Two showbiz pros play two showbiz pros and get it right in “The Sunshine Boys ,” the Broadway revival of Neil Simon’s 1972 play now starring Jack Klugman and Tony Randall. The two old friends and TV favorites leave behind, at least to a surprising degree, their familiar “Odd Couple” personae to create another bickering Simon couple, doing away with not only the ghosts of Felix and Oscar but also the specters of George Burns and Walter Matthau, the Sunshine Boys of the popular 1975 movie version.
In John Tillinger’s faithful, straightforward staging, “The Sunshine Boys” recalls the Simon of yore, well-crafted, character-based comedy with a healthy dollop of sentiment and free of weighty message and over-serious ambition. “The Sunshine Boys” is fine, populist fare, modern boulevard comedy with all its pieces in place.
Of course, the play also is a savvy choice for Randall’s struggling National Actors Theater. If the comedy is hardly the classic stuff NAT ballyhooed in its early days, it should pull in some much-needed cash. Randall and, especially, Klugman have audiences on their side from the get-go.
Klugman’s voice, ravaged in recent years by throat cancer, is a whispery gravel obviously amplified but only initially startling. In fact, the actor, as winning as ever, has learned to put his growl to good effect, a lion’s purr that can be humorous, angry and threatening, sometimes all at once: “You live in the country?” he asks Randall’s character, his gruff contempt turning the question into a scathing, laugh-getting accusation.

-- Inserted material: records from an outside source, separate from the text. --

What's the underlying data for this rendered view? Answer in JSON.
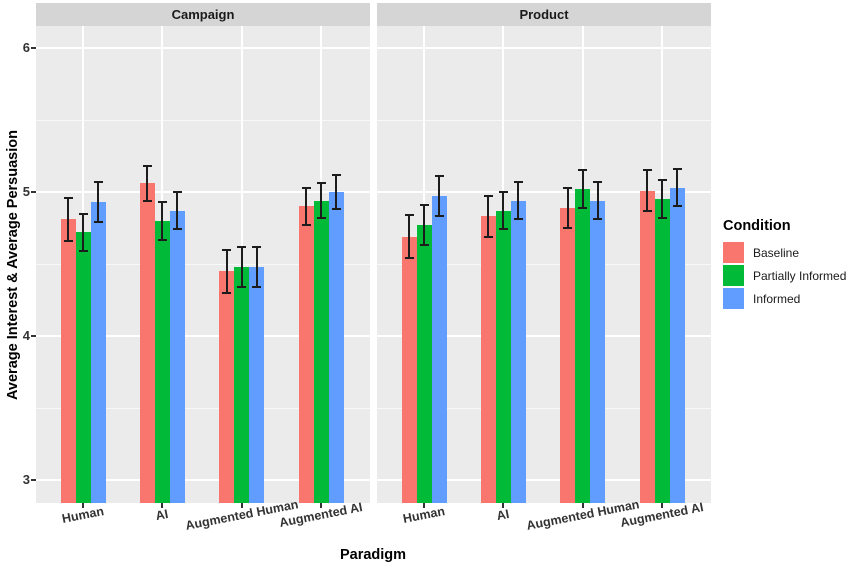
{
  "figure": {
    "y_axis_title": "Average Interest & Average Persuasion",
    "x_axis_title": "Paradigm",
    "legend_title": "Condition"
  },
  "chart_data": {
    "type": "bar",
    "subtype": "grouped-faceted-with-error-bars",
    "title": "",
    "xlabel": "Paradigm",
    "ylabel": "Average Interest & Average Persuasion",
    "y_ticks": [
      3,
      4,
      5,
      6
    ],
    "y_minor_ticks": [
      3.5,
      4.5,
      5.5
    ],
    "y_axis_range": [
      2.84,
      6.15
    ],
    "grid": true,
    "legend": {
      "title": "Condition",
      "position": "right"
    },
    "categories": [
      "Human",
      "AI",
      "Augmented Human",
      "Augmented AI"
    ],
    "series_names": [
      "Baseline",
      "Partially Informed",
      "Informed"
    ],
    "colors": {
      "Baseline": "#F8766D",
      "Partially Informed": "#00BA38",
      "Informed": "#619CFF"
    },
    "panel_background": "#EBEBEB",
    "strip_background": "#D5D5D5",
    "error_bar_color": "#1c1c1c",
    "facets": [
      {
        "label": "Campaign",
        "series": [
          {
            "name": "Baseline",
            "color": "#F8766D",
            "values": [
              4.81,
              5.06,
              4.45,
              4.9
            ],
            "errors": [
              0.15,
              0.12,
              0.15,
              0.13
            ]
          },
          {
            "name": "Partially Informed",
            "color": "#00BA38",
            "values": [
              4.72,
              4.8,
              4.48,
              4.94
            ],
            "errors": [
              0.13,
              0.13,
              0.14,
              0.12
            ]
          },
          {
            "name": "Informed",
            "color": "#619CFF",
            "values": [
              4.93,
              4.87,
              4.48,
              5.0
            ],
            "errors": [
              0.14,
              0.13,
              0.14,
              0.12
            ]
          }
        ]
      },
      {
        "label": "Product",
        "series": [
          {
            "name": "Baseline",
            "color": "#F8766D",
            "values": [
              4.69,
              4.83,
              4.89,
              5.01
            ],
            "errors": [
              0.15,
              0.14,
              0.14,
              0.14
            ]
          },
          {
            "name": "Partially Informed",
            "color": "#00BA38",
            "values": [
              4.77,
              4.87,
              5.02,
              4.95
            ],
            "errors": [
              0.14,
              0.13,
              0.13,
              0.13
            ]
          },
          {
            "name": "Informed",
            "color": "#619CFF",
            "values": [
              4.97,
              4.94,
              4.94,
              5.03
            ],
            "errors": [
              0.14,
              0.13,
              0.13,
              0.13
            ]
          }
        ]
      }
    ]
  }
}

Klugman plays Willie Clark, the angry half of the once-famous vaudeville team Lewis & Clark, aka the Sunshine Boys. Shuffling around his one-room Manhattan hotel apartment in pajamas and ball cap, Willie nurses an 11-year grudge over the retirement forced on him when his comedy partner, Al Lewis (Randall), broke up the act.
Now, at the urging of Willie’s peacemaking nephew-agent, Ben (Matthew Arkin), Lewis and Clark reluctantly agree to reunite for a network TV comedy special (the time is mid-1970s). The barb-filled rehearsals of an old vaudeville routine (firstin Willie’s cluttered apartment, then in a television studio) allow for lots of comic business and score-settling.
Randall plays the aging Al a bit sharper than the movie’s Oscar-winning portrayal, sounding more Jackie Mason than George Burns. He occasionally slips into his finicky Felix mannerisms, but more often than not sustains an understated, deadpan — and effective — approach.
Klugman has the meatier of the two roles (the story is Willie’s), and he makes the most of it, nailing every laugh and crotchety remark. The chemistry between him and Randall is as undeniable as it is enduring — witness their wordless interplay as Randall annoyingly clinks a spoon against a teacup.
Tillinger’s direction conveys the real-life connection between the two actors (their stunned reaction when their aging characters first lay eyes upon each other is both funny and a bit touching), yet avoids, for the most part, any self-conscious winking.
The rest of the cast is fine, with Arkin (whose father, Alan Arkin, directed the original Broadway cast in ’72) very likable in a fairly thankless role and Ebony Jo-Ann good as Willie’s sassy nurse (a forebear of the sassy housekeeper in Simon’s most recent play, “Proposals”). James Noone’s set of Willie’s rumpled , long-lived-in apartment is on target, as are Noel Taylor’s costumes.
And while the play is one of Simon’s funniest, the production belongs to Klugman and Randall. This “Sunshine Boys” might be a vehicle, but it’s a smooth, well-oiled ride.